Seu primeiro filme foi “Acossado”, dirigido em 1960 e marcando o início de um período de grandes mudanças. Essa verdadeira revolução não se restringiu somente ao linguajar e estética do cinema, mas se ampliou para sua própria representação social e suas temáticas. “Acossado” talvez seja o filme-símbolo de todo esse movimento, uma explosão de contracultura e contemporaneidade, uma obra que transpira inovação por seus poros. Captando toda a energia e paixão dos diretores principalmente norte-americanos que já realizavam o cinema de autor, ou seja, que imprimiam nos filmes suas próprias características e ideias, como Hitchcock e seus suspenses magistralmente conduzidos, ou Nicholas Ray e Samuel Fuller e suas forças reflexivas de forte apelo social, Godard traduziu as transformações ocorridas em seu tempo, exaltando o potencial imagético e ideológico da linguagem cinematográfica para dar à luz ao seu próprio cinema, de fascinante fluxo de ideias, experimentações, quebra de padrões e, mais tarde, de constante veia política.
Moderno talvez seja a palavra que melhor defina “Acossado”. Em uma hora e meia, a obra conseguiu reformular a arte de se fazer cinema.
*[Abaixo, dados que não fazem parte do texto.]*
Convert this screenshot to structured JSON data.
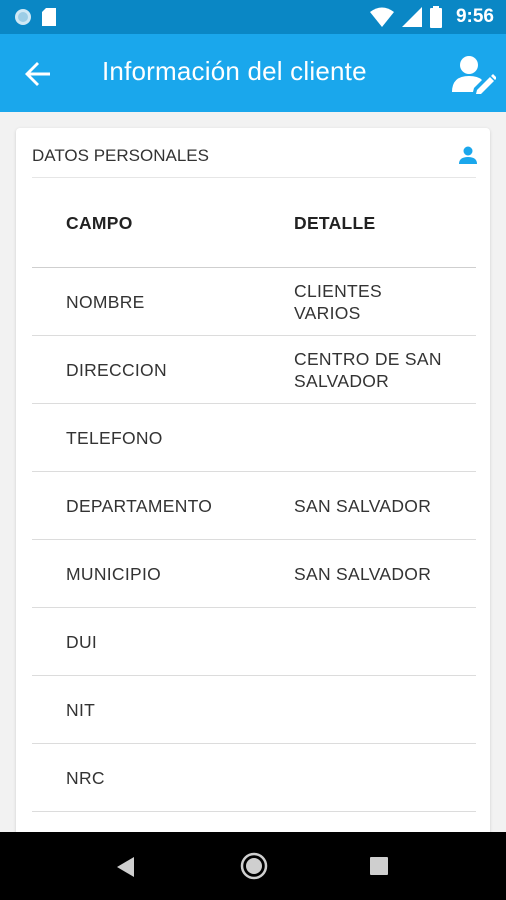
{
  "status_bar": {
    "time": "9:56",
    "icons": [
      "circle-notification-icon",
      "sd-card-icon",
      "wifi-icon",
      "signal-icon",
      "battery-icon"
    ]
  },
  "app_bar": {
    "title": "Información del cliente",
    "back_icon": "arrow-back-icon",
    "action_icon": "edit-user-icon"
  },
  "card": {
    "section_title": "DATOS PERSONALES",
    "section_icon": "person-icon",
    "table": {
      "headers": {
        "field": "CAMPO",
        "detail": "DETALLE"
      },
      "rows": [
        {
          "field": "NOMBRE",
          "detail": "CLIENTES VARIOS"
        },
        {
          "field": "DIRECCION",
          "detail": "CENTRO DE SAN SALVADOR"
        },
        {
          "field": "TELEFONO",
          "detail": ""
        },
        {
          "field": "DEPARTAMENTO",
          "detail": "SAN SALVADOR"
        },
        {
          "field": "MUNICIPIO",
          "detail": "SAN SALVADOR"
        },
        {
          "field": "DUI",
          "detail": ""
        },
        {
          "field": "NIT",
          "detail": ""
        },
        {
          "field": "NRC",
          "detail": ""
        }
      ]
    }
  },
  "nav_bar": {
    "icons": [
      "back-triangle-icon",
      "home-circle-icon",
      "recents-square-icon"
    ]
  },
  "colors": {
    "status_bar": "#0a87c5",
    "app_bar": "#1aa7ec",
    "accent": "#1aa7ec"
  }
}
Repudiando todas as fórmulas e padrões pré-estabelecidos pelos filmes antecessores e inexpressivos, que exerciam o controle da arte fílmica no tempo correspondente, o filme de Godard rompe violentamente com a tradicional narrativa e estética cinematográfica, impõe uma literal quebra de espaço-tempo, na qual a cronologia é fragmentada, a condução da narrativa se dinamiza com novos cortes, montagens ideológicas e trama fluida, não influenciada por fórmulas desgastadas, a estética é solta de qualquer paradigma e a liberdade se torna alcançável. A inovação se estende também para o próprio ato de se capturar imagem, com uma câmera livre, que acompanha os personagens em suas andanças e expressões, realiza travellings e explora cenários, é palco para um verdadeiro estudo de campo, com os mais calculados enquadramentos, as diferentes iluminações, ganha profundidade de plano e diferentes focos de atenção no mesmo quadro, uma exaltação imortal ao poder da imagem.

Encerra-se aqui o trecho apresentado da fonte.